IT related Discussion


Task 1: 200-250 words with references

Why is outlier mining important? Briefly describe the different approaches behind statistical-based outlier detection, distanced-based outlier detection, density-based local outlier detection, and deviation-based outlier detection.

Task 2: 200-250 words with references

A group of students are linked to each other in a social network via advisors, courses, research groups, and friendship relationship. Present a clustering method (data mining related) that may partition students into different groups according to their research interest.

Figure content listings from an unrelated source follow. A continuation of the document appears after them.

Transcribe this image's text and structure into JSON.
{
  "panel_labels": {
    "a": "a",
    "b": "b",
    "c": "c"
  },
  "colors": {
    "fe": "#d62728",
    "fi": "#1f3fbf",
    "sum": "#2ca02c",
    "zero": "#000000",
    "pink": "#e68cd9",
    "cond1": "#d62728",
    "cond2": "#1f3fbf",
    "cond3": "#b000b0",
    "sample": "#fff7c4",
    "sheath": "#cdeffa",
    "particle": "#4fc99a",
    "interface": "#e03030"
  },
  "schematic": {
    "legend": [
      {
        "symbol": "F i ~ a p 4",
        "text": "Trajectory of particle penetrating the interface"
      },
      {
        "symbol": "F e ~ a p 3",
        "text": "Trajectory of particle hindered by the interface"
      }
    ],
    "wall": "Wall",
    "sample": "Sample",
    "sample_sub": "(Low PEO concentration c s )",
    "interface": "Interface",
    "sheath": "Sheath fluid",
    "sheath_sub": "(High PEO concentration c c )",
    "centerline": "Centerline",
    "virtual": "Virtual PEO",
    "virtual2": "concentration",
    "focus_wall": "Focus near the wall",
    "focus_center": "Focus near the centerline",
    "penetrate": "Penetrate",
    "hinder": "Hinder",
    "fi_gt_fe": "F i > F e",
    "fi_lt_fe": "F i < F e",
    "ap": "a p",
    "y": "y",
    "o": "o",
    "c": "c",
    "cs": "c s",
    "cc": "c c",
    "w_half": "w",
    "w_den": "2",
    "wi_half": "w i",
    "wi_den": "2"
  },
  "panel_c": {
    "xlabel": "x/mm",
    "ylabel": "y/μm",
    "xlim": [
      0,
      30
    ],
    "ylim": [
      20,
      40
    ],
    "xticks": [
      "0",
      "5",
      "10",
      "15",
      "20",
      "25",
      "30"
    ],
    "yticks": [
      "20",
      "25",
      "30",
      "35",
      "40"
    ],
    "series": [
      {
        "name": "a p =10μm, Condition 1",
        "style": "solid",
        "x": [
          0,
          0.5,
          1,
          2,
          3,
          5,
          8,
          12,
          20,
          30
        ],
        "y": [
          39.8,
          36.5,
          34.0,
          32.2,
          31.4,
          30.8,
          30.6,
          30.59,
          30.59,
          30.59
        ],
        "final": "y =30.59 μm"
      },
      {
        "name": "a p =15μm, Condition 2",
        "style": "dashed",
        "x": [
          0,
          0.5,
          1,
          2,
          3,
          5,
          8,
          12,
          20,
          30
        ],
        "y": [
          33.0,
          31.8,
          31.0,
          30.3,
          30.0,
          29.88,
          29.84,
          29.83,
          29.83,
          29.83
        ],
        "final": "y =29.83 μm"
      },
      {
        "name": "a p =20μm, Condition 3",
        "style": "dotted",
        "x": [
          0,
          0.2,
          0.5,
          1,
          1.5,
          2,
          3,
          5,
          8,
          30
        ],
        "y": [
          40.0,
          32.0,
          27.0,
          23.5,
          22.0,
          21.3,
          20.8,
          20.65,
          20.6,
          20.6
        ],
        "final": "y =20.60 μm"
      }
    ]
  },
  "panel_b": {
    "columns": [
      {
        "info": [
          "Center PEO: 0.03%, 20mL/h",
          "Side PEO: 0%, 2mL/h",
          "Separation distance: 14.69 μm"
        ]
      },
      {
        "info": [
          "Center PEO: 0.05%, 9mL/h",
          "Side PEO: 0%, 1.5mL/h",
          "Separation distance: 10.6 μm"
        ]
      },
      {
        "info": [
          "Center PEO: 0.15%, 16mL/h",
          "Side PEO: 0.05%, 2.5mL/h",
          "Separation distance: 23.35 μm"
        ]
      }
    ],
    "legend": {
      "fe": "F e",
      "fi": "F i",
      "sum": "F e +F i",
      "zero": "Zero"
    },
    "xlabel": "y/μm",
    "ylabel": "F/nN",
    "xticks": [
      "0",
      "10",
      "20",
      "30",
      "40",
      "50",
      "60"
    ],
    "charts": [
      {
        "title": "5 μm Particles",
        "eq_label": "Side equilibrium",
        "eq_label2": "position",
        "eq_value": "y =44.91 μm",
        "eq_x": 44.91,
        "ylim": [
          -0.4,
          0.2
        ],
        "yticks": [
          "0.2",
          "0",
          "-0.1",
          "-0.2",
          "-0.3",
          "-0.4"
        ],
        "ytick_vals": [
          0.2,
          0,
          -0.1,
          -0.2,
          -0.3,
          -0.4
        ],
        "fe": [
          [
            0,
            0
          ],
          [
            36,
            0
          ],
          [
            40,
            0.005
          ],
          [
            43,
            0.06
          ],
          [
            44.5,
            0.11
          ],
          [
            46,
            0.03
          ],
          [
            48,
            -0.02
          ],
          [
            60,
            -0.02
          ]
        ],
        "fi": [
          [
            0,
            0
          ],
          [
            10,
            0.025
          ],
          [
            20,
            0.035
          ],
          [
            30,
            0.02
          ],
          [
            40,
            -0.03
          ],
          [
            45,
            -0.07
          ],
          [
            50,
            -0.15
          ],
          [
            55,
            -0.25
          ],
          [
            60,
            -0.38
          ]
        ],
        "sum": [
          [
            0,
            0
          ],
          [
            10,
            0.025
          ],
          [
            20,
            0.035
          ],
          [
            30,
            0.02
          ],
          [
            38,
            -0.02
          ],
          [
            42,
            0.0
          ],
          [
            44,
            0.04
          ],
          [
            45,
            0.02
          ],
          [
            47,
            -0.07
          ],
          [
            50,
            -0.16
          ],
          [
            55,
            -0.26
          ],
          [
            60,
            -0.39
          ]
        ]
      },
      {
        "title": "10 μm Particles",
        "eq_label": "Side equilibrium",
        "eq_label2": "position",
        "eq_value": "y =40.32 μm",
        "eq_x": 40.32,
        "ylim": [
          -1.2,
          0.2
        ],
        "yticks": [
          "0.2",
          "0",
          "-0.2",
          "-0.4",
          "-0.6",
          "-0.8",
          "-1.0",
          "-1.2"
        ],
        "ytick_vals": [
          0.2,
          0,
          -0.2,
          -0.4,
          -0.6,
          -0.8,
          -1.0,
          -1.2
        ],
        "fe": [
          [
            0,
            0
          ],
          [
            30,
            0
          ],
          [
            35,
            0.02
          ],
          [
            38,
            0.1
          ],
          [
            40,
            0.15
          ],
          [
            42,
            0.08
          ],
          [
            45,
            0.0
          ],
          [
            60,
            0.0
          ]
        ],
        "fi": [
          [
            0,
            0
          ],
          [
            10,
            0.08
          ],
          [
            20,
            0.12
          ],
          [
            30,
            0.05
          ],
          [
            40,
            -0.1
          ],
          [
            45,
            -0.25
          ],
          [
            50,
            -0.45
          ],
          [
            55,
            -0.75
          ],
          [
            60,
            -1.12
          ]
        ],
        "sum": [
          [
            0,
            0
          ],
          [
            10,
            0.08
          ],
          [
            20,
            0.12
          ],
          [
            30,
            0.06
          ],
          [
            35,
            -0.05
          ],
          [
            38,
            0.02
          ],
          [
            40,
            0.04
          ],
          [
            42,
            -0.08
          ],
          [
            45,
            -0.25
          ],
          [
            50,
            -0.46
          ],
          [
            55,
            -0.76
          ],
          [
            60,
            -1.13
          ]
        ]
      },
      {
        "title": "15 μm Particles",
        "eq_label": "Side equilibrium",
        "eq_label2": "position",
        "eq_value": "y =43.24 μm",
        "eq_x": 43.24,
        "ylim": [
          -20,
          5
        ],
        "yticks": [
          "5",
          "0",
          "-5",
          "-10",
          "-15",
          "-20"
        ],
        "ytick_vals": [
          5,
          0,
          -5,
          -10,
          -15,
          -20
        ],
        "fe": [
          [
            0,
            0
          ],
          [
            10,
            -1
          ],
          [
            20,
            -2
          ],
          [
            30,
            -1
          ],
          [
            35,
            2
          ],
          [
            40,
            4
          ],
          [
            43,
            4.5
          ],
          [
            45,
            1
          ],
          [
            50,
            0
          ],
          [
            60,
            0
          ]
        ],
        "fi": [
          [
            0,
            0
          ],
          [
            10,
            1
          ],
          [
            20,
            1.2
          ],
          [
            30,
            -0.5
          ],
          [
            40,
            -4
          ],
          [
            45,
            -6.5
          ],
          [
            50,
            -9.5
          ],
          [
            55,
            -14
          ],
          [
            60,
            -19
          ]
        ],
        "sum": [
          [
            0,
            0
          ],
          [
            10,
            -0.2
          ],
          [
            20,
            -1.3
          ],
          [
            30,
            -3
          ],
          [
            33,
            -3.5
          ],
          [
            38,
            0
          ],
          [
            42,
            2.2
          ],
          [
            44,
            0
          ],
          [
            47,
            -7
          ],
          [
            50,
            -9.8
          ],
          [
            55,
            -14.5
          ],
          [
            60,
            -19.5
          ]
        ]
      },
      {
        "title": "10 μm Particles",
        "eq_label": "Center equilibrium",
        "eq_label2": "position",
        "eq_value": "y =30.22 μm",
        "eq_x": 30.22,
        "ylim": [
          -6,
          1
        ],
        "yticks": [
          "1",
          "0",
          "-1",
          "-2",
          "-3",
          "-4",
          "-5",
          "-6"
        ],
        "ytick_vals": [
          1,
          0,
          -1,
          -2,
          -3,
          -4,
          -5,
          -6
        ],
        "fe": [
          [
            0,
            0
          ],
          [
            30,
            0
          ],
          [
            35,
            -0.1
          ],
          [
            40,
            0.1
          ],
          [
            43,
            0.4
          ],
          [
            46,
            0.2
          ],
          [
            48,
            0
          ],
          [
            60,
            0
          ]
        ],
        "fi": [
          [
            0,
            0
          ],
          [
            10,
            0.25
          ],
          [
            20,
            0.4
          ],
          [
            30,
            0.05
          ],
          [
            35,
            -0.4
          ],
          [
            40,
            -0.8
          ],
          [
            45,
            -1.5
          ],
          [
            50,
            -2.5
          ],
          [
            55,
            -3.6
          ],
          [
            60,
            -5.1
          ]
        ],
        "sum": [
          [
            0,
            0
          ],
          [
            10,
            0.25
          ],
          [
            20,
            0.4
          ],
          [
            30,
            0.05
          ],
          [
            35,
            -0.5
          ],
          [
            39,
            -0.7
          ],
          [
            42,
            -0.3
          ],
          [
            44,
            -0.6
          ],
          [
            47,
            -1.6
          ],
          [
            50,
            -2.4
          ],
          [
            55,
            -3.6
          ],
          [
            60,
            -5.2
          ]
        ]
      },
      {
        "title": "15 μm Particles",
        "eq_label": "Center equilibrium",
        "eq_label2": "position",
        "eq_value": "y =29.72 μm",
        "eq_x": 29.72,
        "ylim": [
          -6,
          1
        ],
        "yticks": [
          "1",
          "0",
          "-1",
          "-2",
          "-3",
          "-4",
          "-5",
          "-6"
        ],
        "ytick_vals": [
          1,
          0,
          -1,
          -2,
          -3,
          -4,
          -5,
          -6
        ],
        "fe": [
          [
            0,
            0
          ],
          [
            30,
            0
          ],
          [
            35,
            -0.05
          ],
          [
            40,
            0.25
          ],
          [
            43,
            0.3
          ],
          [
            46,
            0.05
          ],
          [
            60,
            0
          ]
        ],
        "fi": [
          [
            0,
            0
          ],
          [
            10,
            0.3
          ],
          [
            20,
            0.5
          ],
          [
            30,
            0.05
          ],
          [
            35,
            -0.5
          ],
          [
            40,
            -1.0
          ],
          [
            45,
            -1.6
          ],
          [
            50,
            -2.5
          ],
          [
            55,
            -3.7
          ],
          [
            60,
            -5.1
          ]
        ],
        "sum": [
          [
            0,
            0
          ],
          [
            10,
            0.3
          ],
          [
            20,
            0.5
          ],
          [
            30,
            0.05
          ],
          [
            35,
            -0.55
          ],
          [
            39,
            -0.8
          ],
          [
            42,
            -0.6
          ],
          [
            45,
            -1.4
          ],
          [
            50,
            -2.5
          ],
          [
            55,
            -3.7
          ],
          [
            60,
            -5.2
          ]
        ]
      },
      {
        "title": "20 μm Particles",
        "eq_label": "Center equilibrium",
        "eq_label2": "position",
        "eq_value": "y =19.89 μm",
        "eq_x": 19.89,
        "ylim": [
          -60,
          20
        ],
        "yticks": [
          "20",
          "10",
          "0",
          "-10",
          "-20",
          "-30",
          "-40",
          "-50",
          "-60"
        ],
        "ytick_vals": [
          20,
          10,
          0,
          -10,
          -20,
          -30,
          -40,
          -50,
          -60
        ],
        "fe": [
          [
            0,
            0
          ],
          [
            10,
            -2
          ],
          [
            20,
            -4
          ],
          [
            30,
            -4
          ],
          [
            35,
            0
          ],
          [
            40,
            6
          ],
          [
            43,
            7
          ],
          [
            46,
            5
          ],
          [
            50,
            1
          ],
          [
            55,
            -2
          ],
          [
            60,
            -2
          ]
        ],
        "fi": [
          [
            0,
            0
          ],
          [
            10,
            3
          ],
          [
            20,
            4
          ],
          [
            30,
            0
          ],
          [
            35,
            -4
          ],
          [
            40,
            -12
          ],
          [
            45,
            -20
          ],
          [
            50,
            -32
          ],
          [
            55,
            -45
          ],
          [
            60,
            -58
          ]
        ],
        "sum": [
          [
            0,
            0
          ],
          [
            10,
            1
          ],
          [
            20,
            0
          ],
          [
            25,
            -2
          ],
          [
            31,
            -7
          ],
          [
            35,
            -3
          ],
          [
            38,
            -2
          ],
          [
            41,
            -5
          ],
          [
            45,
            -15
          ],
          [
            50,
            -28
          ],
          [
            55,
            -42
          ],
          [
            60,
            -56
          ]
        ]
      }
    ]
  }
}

Task 3: 200-250 words with references

What are the differences between visual data mining and data visualization? Data visualization may suffer from the data abundance problem. For example, it is not easy to visually discover interesting properties of network connections if a social network is huge with complex and dense connections. Propose a visualization method that may help people see through the network topology to the interesting features of a social network.

Task 4: 200-250 words with references

An e-mail database is a database that stores a large number of electronic mail (e-mail) messages. It can be viewed as a semi-structured database consisting mainly of text data. Discuss the following:

a. What can be mined from such an e-mail database?

b. Suppose you have roughly classified a set of your previous e-mail messages as junk, unimportant, normal, or important. What type of data mining problem or problem is/are this? Describe how a data mining system may take this as the training set to automatically classify new e-mail messages or unclassified ones.

Task 5: 200-250 words with references

Suppose that your local bank has a data mining system. The bank has been studying your credit and debit card usage patterns. Noticing that you make many transactions at home renovation stores, the bank decides to contact you, offering information regarding their special loans for home improvements. Discuss how this may conflict with your right to privacy.